伸ばされた手を、不愛想に凪人が掴む。そしてそのまま遥を引き寄せたのだ。
「わっ」
結果、遥が引っ張られ凪人の腕の中に飛び込む形になる。
「なにをっ、」
小さくもがく遥を、凪人が抱きしめる。
「谷口先生…俺、もう我慢できない。俺、あなたが好きです。どうせ聞いてたでしょ? さっきの告白も」
耳元で囁き、頬にキスをする。
「急にそんなこと、」
照れくさそうに俯き呟く遥。凪人は体を離し遥の目をじっと見つめた。
「俺を見て」
遥が顔を上げ、潤んだ瞳で凪人を見つめる。
「好きです」
そしてそのまま、二人の唇が重なる。
……なんていう想像をするも、現実はそうはいかないのだ。
「大丈夫か?」
尻餅を突いた凪人に声を掛ける遥。
「あ、はい大丈夫です」
バツが悪そうに立ち上がる。さっきの告白、聞こえていたのだろうか。
「珍しいですね、居眠りなんて」
話題を変えようと、少し意地悪なことを言ってみる。と、遥が大きく欠伸をしながら返した。
「ふぁぁ、昨日は昴流が寝かせてくれなくてな」
(…ん?)
「昴流…くん、ですか?」
(寝かせてくれないってどういうことだ?)
「あいつ、始まるとしつこいから」
(は、ははは始まるとしつこい…?)
良からぬことばかり考えてしまう凪人。
「な、なにをして…、」
しかし、聞くのも怖い……。
「役作りだそうだ。電話でずっとカレントチャプターの話をしていた。熱心なのはいいことだが、私はいささか寝不足だ」
……オーディションのためか。
確かに、世界観や作品への理解度はオーディションを受ける上で重要な要素かもしれない。凪人は、いいことを考えた。
「谷口先生!」
声を荒げ、遥に詰め寄る。
「なんだ、急に大きな声を出して」
「俺に連絡先教えてくれませんか? 俺も役作りがしたいですっ」
真剣な顔で、頼み込む。
「えええ、」
あからさまに面倒臭そうな顔をする遥を見て、ズキンと胸が痛む。拒絶、されたのだ。
「……あ、そうですよね、すみませんなんでもないです」
(やばい、泣きそう…)
なんでこんなに胸が痛むのか。一刻も早くこの場を去ろう、そう思った時だった。
「凪人君」
急に名前を呼ばれ、驚く。
「え?」
振り返ると、遥がゆっくりと歩み寄ってくる。凪人の前に立つと、自分の掌を、凪人の胸に押し当てた。
(心臓の音、聞かれちまうっ)
凪人が焦っていると、遥が真剣な顔で、訪ねる。
「ここには何がある?」
「へ?」
何を言われているのかわからず思わずおかしな声を出してしまう。
「ココ、だ」
トントン、と凪人の胸を叩く。
「心臓…?」
「ココロ、だよ」
「心……」
「カレントチャプターは、上辺の想いなんかどこにもない。全部、心だ。心で…愛で出来ている。それを忘れるな。そうすればきっといい演技が出来るだろう」
神懸った遥の助言を、凪人は真剣に受け止めた。そうだ、心だ。愛だ。アニメを見たときに感じたあの感動。あれは台詞に心がこもっているからこそ、響いたに違いない。

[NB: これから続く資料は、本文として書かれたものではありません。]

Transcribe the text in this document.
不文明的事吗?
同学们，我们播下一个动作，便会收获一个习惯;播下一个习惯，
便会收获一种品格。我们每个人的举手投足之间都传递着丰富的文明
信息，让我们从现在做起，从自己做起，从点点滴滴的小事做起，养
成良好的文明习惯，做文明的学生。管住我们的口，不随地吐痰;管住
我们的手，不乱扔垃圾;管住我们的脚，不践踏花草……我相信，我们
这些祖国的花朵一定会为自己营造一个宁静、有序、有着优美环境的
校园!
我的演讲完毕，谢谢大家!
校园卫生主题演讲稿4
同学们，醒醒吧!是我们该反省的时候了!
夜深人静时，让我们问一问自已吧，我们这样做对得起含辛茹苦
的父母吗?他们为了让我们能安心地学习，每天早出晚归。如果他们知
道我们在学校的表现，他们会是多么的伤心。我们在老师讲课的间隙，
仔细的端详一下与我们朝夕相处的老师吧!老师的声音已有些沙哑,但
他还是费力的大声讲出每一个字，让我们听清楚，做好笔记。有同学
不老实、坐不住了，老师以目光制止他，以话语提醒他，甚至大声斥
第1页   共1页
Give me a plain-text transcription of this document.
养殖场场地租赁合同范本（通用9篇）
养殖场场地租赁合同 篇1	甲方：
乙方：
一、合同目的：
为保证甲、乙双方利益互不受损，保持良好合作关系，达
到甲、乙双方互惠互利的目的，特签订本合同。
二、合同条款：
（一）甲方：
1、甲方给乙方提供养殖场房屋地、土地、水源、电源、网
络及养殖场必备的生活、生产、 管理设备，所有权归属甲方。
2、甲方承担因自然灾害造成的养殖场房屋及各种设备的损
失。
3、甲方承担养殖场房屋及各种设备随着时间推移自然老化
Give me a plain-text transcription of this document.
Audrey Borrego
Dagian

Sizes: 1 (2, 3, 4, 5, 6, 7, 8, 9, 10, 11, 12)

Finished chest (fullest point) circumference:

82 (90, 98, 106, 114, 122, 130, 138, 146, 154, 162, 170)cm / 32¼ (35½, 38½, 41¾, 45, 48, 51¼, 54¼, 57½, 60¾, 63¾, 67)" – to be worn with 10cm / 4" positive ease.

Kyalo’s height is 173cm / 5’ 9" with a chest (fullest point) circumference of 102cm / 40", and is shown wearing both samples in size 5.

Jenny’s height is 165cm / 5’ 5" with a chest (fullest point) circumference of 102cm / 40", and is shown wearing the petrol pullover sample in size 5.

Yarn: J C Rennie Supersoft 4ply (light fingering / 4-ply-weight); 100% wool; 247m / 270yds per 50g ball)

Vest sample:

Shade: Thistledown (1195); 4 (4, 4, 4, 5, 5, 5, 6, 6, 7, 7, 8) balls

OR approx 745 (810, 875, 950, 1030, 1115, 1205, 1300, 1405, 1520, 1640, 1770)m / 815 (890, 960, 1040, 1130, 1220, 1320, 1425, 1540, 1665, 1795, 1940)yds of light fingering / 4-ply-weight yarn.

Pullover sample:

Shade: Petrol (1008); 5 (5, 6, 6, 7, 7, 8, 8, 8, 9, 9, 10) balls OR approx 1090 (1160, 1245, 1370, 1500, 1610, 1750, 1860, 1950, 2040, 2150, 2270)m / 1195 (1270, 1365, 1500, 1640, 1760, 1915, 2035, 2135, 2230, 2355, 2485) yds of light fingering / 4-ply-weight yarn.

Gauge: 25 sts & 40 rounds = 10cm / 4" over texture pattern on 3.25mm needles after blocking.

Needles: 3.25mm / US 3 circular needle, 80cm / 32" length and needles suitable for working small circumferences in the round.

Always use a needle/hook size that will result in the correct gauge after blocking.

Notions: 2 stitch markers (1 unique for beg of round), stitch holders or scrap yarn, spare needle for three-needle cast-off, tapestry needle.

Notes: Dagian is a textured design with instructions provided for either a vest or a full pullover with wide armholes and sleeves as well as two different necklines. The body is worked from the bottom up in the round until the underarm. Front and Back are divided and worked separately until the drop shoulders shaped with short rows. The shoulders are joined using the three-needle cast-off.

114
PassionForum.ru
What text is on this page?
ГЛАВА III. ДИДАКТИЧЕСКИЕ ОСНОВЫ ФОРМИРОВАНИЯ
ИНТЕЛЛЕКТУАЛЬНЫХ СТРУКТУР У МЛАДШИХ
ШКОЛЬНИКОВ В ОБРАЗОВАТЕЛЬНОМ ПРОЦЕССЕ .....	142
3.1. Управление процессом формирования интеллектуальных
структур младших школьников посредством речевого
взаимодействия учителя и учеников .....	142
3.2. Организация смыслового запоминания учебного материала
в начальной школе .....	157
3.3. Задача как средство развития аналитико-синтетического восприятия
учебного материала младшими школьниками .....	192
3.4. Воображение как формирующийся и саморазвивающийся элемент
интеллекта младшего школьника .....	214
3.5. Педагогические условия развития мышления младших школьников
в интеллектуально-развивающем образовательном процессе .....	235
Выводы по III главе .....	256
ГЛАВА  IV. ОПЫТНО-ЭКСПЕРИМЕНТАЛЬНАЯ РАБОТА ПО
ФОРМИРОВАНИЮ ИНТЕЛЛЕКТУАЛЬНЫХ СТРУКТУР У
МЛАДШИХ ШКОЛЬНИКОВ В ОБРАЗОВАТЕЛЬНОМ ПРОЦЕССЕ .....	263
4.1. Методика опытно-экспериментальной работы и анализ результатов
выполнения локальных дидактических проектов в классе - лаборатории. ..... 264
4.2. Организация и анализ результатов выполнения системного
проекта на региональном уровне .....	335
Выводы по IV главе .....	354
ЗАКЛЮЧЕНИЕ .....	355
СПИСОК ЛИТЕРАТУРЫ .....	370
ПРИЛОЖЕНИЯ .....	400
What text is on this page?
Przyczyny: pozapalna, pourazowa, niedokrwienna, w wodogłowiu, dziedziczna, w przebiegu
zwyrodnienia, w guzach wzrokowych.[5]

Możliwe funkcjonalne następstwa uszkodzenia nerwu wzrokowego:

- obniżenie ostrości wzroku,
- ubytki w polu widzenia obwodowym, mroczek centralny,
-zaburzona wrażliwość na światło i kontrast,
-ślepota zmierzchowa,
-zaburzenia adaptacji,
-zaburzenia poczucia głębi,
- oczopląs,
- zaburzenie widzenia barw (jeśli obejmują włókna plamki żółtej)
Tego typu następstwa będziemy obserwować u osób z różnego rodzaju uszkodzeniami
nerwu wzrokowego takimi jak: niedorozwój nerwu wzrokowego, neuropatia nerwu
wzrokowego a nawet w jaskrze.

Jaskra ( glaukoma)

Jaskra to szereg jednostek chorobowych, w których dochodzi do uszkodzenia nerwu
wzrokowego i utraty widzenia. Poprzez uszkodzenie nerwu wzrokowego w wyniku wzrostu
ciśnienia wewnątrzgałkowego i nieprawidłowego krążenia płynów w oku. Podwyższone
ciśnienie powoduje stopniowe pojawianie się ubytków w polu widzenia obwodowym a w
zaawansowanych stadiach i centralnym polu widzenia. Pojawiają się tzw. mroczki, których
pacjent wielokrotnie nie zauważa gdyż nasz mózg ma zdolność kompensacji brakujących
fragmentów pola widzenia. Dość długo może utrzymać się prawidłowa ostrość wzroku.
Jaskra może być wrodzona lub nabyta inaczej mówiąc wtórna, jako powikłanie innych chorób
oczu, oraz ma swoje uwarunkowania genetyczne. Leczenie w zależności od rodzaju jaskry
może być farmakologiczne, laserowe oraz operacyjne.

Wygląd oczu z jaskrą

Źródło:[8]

「わかりました! ありがとうございます、谷口先生!」
「遥、だ」
「…え?」
「今日で実習は終わるんだろう? これからは私を『先生』と呼ぶ必要はない」
「あ…、だからさっき俺のこと名前で…?」
「そういうことだ、大和凪人君」
ぎゅんっ。
ただ名前を呼ばれただけなのに、テンションが爆上がる。
「それから、連絡先だな」
携帯を取り出し、掲げてみせた。
「あああああ、はいっ!」
凪人は満面の笑みで大きく返事をした。
遥はそんな凪人の頭をチラリと見る。二つの触角が、元気よくピーンと立って、時折、フリフリと楽しそうに揺れるのだ。
(犬の尻尾みたいだな)
そういえば、最近の凪人は犬っぽいな、などと考えていたのである。